En la historia -pequeña historia si se quiere- del europeísmo español, hay referencias obligadas como la del Congreso del Movimiento Europeo celebrado el año 1962 en Munich, donde por primera vez, después de nuestra guerra civil, se reúnen discuten y conviven hombres, grupos y partidos de signo contrario y concepciones diferentes, y es precisamente el tema de Europa, de la incorporación de España en la Comunidad y las condiciones políticas para su ingreso, con el que se inaugura el sistema del consenso, llegándose a un acuerdo que provocó las iras de quienes vivían empeñados en no abrir las ventanas a los aires «viciados» de Europa.
Ahora, cuando España ha liquidado el régimen autoritario y se encuentra en trance de dotarse de una Constitución democrática, los partidos, las sindicales y las organizaciones privadas que se habían integrado en el Movimiento Europeo han considerado necesario reestructurarse de conformidad a la realidad española que estamos viviendo. Se ha renovado el Consejo Federal Español del Movimiento Europeo, incorporándose buena parte de las organizaciones políticas que no eran miembros del mismo y que han aceptado sus principios, sus objetivos y sus estatutos, ya que a nadie se excluye si quiere participar dentro de estos límites.
Quisiera dedicar un especial recuerdo a los hombres que desde el exilio o desde la clandestinidad han hecho posible la permanencia de este Consejo Federal del Movimiento Europeo en los inciertos años de exaltación nacionalista.

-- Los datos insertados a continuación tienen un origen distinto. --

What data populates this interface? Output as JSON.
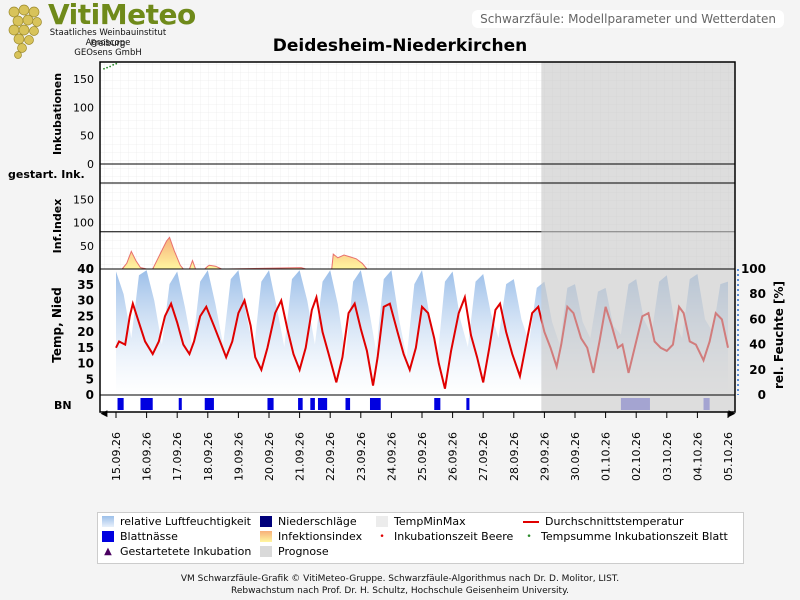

Salvador de Madariaga, Indalecio Prieto, Rodolfo Llopis, Enrique Gironella, José Antonio Aguirre, José María de Leizaola, Fernando Varela, Joseph Sans y un largo etcétera de nombres formaron parte de esa media naranja de la España peregrina a la que tantas veces se refirieran Madariaga, José María Gil Robles, Dionisio Ridruejo, Enrique Tierno Galván, José Vidal Beneyto, Mariano Aguilar Navarro, Fernando Baeza, Joaquín Satrústegui, Jaime Miralles, los hombres de la LECE, con Vega Inclán y Carlos Güell, los del Instituto de Estudios Europeos de Barcelona, con Jorge Prats y Riera; los de Zaragoza, con García Atance y Lacruz Berdejo. La -para mí tan entrañable- Asociación Española de Cooperación Europea, uno de los pocos reductos en que, sorteando toda clase de dificultades, se ha mantenido una tribuna europeísta libre desde 1954. Todos ellos han colaborado íntimamente con el Consejo federal.
Una única observación: Europa es, por encima de todo, el proyecto político largamente ambicionado por quienes han luchado por la democracia en nuestra patria y han visto en la unidad europea un modelo al que acercarse y sobre el que se pueden solucionar los problemas de la convivencia. Europa no puede ser refugio de mercaderes y burócratas dispuestos a congelar los ideales y producir el desencanto de todo un pueblo. Quizá la idea de una Europa Unida fue -en esta última etapa- como una especie de sueño por el que se intentaba sacar del estancamiento moral de la posguerra a unos pueblos cansados y hambrientos, dotando a muchos millones de europeos de un proyecto de vida atractivo y pacífico. No se trata de algo fácil de conseguir, pero todos tenemos en nuestras manos la posibilidad de hacer algo para convertir en realidad ese sueño. Conseguirlo sería la respuesta más apasionante de una generación desorientada.